Arthritis & Rheumatism, Volume 60,
October 2009 Abstract Supplement

The 2009 ACR/ARHP Annual Scientific Meeting
Philadelphia October 16-21, 2009.


Assessment of Pregabalin Utilization in Patients with Fibromyalgia at a University-Based Rheumatology Clinic

Lai1,  William, Barnes1,  Sean, Zhang1,  Yingxue, Hackshaw1,  Kevin V., Wolfe2,  Thomas

The Ohio State University Medical Center, Columbus, OH,
Pfizer US Medical Affairs and The Ohio State University College of Pharmacy.
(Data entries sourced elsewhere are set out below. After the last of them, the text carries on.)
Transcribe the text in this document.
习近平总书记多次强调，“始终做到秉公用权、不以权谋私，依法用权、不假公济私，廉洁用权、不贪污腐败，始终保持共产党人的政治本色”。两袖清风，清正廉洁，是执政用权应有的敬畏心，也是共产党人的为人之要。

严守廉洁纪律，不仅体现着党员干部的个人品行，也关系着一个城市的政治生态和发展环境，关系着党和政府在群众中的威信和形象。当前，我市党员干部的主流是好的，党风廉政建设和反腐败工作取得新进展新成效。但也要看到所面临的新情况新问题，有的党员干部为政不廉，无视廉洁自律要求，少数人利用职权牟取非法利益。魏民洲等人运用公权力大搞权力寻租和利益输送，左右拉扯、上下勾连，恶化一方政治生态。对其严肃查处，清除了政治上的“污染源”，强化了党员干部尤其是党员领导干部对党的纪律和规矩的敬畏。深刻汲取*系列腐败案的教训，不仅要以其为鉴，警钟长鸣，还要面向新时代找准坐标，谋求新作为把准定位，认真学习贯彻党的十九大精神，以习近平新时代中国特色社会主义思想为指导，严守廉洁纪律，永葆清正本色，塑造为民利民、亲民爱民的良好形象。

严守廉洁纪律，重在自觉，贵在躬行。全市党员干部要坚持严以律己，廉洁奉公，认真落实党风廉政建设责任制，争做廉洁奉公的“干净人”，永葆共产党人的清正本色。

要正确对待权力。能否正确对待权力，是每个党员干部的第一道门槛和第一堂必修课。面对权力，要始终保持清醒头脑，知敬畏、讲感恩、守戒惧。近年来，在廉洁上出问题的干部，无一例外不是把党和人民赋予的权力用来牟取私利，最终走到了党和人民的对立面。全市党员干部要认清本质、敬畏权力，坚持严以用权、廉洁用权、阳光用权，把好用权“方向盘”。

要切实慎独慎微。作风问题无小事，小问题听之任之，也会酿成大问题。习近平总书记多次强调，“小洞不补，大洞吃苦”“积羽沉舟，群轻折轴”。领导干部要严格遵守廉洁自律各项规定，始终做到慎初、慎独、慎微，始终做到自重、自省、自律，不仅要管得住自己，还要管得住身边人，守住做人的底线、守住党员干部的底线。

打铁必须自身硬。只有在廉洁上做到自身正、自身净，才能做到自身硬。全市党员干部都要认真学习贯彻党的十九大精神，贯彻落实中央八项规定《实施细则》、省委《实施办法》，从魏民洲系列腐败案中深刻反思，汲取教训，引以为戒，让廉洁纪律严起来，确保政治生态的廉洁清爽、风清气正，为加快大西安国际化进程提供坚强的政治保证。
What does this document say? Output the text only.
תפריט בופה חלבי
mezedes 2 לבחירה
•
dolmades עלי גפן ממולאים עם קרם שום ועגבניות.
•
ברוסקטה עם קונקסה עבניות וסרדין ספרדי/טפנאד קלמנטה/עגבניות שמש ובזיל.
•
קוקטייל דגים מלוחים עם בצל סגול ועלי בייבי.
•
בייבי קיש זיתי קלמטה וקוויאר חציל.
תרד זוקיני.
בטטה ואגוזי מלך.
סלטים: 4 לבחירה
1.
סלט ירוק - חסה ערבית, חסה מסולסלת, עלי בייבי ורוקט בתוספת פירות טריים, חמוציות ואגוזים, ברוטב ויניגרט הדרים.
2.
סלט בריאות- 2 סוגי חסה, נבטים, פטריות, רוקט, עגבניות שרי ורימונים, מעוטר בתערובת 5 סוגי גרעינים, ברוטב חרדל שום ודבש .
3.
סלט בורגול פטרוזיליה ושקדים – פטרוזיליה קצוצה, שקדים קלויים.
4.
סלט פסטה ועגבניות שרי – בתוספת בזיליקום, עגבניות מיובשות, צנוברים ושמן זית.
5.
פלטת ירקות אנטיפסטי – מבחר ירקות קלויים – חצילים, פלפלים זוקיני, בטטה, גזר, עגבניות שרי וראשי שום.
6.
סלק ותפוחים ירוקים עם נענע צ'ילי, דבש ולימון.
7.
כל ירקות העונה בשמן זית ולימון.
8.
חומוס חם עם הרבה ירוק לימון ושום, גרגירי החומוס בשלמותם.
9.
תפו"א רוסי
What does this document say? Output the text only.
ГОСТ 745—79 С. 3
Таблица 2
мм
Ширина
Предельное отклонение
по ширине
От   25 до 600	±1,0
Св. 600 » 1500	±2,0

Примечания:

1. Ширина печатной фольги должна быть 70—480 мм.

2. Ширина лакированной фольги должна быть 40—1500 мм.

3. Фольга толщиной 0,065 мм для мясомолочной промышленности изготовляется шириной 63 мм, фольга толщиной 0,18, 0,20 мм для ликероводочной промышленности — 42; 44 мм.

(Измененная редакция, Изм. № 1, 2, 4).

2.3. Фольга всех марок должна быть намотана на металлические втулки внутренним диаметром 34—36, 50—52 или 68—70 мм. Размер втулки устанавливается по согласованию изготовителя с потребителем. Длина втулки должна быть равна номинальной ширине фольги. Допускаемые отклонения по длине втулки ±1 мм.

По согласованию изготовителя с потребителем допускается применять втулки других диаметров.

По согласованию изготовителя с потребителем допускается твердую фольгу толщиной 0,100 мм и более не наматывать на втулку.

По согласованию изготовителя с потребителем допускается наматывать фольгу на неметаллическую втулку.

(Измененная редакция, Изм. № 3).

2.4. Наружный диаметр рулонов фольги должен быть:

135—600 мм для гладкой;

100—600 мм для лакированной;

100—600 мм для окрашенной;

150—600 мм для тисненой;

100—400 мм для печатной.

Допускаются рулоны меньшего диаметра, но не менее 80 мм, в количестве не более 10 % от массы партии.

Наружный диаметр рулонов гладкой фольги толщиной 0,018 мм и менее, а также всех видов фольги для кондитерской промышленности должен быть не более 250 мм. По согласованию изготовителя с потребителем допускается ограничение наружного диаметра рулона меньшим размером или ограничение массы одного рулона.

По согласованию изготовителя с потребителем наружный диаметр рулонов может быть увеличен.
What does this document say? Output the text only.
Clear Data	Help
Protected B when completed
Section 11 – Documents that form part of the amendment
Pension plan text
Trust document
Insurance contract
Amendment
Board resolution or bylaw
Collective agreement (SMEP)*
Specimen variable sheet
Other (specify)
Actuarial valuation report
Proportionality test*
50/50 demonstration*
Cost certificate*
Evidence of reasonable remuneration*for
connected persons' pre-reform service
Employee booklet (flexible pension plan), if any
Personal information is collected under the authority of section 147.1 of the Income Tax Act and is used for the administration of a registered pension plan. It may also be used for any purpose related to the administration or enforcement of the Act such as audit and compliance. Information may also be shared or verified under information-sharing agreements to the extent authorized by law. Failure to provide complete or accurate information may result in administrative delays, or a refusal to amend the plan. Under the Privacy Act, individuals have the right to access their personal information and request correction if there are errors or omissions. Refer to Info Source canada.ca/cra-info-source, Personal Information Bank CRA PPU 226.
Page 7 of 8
OH

Purpose:

To describe the utilization of Pregabalin in the management of FMS and whether the use of FMS approved medications improves patient care as assessed by changes in concomitant medications, opiate use, and fibromyalgia impact scores.

Method:

A retrospective cohort study of adult patients with a diagnosis of FMS on one or more encounters and treated with Pregabalin. Changes in concomitant medications over time were assessed from the Pregabalin Index Date to present or to the discontinuation of Pregabalin. Changes in concomitant medications were assessed for patients with more than 1 office visit (89).

Results:

A total of 185 patient records (89% female) were reviewed. Most patients had diagnosis of FMS for more than one year (78%). Pregabalin mean daily dose increased from baseline to follow-up, 82.3 ± 61.3 vs. 197 ± 141 (p<0.001), with 68% of patients experiencing a dose increase. A majority of patients were taking multiple medications (74%). Utilization of concomitant therapies increased from baseline to follow-up (0.94 ± 0.97 vs 1.64 ± 1.04, respectively, p<0.001). Current therapy in all patients consisted of 2.4 ± 1.2 (0–5) medications per patient. Concomitant medication changes occurred in 95 patients (51.4%). Of the patients currently on Pregabalin, fewer patients had discontinuation of concomitant medications vs. initiation of new medications (48 vs. 76, respectively). SNRI and muscle relaxants were the most common medications added. Concomitant opiate use was more common in patients on high dose (>= 300 mg/day) Pregabalin compared to low dose (47.8% vs. 21.2%, p=0.014). The number of concomitant medications was numerically higher in the high dose Pregabalin group (1.96 vs. 1.53, p=0.093). Patients initiated on Pregabalin at the Rheumatology clinic were more likely to be on low dose compared to patients on Pregabalin prior to clinic visit (72.9% vs. 41.7%, p=0.003). The number of concomitant medications (1.66 vs 1.92, p=0.267) and concomitant opiate use (27.1% vs 25%, p=0.833) was not different between those initiated on Pregabalin at the Rheumatology clinic compared to those on prior. Ninety-seven patients (83%) had documentation of symptom relief with Pregabalin. FIQ information was available in 85 patients (physical function score 1.29 ± 0.76 (0–3)). For patients with multiple FIQ scores, mean scores were not statistically different between time periods (68 ± 15.6 vs. 64.6 ± 10.6 p=0.198).

Conclusion:

Concomitant medication use was common with increased utilization overall from baseline despite taking pregabalin. Discontinuation of concomitant medication is not common. The total number of concomitant medications was not significantly different regardless of where pregabalin was initiated. Relatively low doses of Pregabalin were used. Concomitant use of SNRI and muscle relaxants appeared to increase the most. Patients not on pregabalin when they visited Rheumatology clinic were likely to be on an opiate already.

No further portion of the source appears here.